Two Natural History Museum scientists begin a blog this week of their 5-week-expedition to the middle of the Atlantic to study tiny plant plankton.
Jeremy Young and Martine Couapel are studying a group of plant plankton called coccolithophores. When these single-celled organisms die, they are buried in the sea floor and studying them can reveal clues to how the marine environment changes over long periods of time.
They are recording every step of their journey in the Atlantic coccolithophores blog, giving a great insight into the actual working life of Museum scientists.
From their journey to the Falklands, to how they collect and analyse the plankton, and what they will do with the information once they return to the Museum, all will be recorded in weekly blog updates.

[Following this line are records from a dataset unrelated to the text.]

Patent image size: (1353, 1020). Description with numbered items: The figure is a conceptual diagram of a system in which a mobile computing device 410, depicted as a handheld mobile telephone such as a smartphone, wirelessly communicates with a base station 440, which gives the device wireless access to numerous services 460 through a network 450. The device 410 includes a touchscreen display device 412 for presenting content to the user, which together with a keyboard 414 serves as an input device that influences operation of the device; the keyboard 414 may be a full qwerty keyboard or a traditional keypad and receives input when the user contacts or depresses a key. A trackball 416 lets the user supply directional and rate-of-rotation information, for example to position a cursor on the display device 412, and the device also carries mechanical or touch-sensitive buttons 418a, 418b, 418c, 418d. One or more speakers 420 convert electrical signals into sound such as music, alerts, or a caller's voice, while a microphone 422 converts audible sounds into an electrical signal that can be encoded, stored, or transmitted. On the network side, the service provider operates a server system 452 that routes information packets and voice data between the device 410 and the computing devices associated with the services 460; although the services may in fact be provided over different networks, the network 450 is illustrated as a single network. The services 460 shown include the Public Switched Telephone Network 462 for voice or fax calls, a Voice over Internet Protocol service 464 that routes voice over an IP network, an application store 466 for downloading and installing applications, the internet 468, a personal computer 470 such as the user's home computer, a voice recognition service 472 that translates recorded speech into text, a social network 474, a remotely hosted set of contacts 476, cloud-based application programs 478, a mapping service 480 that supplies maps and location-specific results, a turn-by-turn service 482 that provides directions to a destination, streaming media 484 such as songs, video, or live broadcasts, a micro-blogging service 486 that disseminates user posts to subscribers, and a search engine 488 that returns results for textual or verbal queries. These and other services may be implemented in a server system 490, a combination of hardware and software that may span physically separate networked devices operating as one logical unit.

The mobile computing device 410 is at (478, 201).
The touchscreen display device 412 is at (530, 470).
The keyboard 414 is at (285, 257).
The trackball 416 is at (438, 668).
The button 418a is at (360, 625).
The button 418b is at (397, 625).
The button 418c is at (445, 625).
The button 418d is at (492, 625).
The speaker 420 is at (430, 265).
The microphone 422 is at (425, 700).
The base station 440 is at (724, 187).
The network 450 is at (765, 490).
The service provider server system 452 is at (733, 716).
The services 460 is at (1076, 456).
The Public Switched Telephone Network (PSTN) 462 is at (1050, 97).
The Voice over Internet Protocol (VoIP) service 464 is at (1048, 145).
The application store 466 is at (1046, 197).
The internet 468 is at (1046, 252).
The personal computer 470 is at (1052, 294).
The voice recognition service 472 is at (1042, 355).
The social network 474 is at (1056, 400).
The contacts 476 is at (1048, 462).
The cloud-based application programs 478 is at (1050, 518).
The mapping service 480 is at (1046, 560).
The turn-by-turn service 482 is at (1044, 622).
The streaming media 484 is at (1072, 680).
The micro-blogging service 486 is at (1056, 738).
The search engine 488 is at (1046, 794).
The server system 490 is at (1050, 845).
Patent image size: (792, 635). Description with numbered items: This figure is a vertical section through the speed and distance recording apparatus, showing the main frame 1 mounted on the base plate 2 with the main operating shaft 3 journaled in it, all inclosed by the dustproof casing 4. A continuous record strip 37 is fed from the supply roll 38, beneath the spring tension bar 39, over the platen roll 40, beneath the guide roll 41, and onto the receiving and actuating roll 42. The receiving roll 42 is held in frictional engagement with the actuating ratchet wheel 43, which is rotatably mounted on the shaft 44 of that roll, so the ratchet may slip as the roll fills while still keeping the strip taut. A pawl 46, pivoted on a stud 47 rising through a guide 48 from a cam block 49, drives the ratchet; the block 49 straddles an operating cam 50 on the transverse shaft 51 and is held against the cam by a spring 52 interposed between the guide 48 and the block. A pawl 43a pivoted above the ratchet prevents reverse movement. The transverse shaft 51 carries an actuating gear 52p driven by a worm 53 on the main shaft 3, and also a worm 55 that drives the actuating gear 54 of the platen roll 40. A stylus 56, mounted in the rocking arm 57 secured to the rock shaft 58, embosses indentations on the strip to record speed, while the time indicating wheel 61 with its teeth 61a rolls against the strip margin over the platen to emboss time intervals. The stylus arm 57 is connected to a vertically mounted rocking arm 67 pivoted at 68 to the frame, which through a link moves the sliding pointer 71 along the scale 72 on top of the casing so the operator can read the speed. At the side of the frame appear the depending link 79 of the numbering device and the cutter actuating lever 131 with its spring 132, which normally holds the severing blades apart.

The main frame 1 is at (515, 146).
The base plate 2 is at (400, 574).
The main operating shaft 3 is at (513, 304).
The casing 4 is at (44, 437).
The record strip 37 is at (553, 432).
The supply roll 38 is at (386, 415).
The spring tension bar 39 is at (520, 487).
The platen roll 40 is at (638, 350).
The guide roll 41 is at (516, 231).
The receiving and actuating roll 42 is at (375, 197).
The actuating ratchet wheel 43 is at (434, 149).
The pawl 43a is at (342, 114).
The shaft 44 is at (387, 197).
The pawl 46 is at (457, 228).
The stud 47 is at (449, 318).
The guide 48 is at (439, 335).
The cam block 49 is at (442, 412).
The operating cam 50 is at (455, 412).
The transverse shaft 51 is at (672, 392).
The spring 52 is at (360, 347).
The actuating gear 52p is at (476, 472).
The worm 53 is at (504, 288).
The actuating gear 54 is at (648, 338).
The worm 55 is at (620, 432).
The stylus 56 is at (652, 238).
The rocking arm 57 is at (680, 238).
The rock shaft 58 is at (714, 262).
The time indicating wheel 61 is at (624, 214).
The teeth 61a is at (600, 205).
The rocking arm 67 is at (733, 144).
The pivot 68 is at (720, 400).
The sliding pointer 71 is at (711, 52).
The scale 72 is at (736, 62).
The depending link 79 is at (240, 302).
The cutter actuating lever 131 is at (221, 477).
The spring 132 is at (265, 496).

Coccolithophores are one of the main groups of plant plankton and form the basis of the food chain in the ocean. They produce elaborate calcium-based skeletons, made up of minute platelets called coccoliths. When the plankton die, these coccoliths fall to the sea bed and add to the sediments there.
Geologists study coccoliths to find out how old sea floor sediments are. More recently, scientists have become interested in finding out how coccoliths will be affected by global warming and by increasing levels of acidity in the ocean.
During the cruise Martine and Jeremy will be taking samples of the coccolithophore population in the 200m of sunlit water closest to the surface. They will examine these through a microscope.
After the cruise there will be further blog entries describing the progress of their research as they study the coccolithophores that they collected on the cruise.
Martine and Jeremy are taking part in the AMT18 (Atlantic Meridional Transect 18) oceanographic research cruise, a unique British project. It involves detailed physical, chemical and biological research in the Atlantic and long-term monitoring of the effects of climate change on the ocean.
The UK Natural Environment Research Council funded project makes use of British Antarctic Survey ships. These travel south each year to take essential supplies to British research stations in the Antarctic.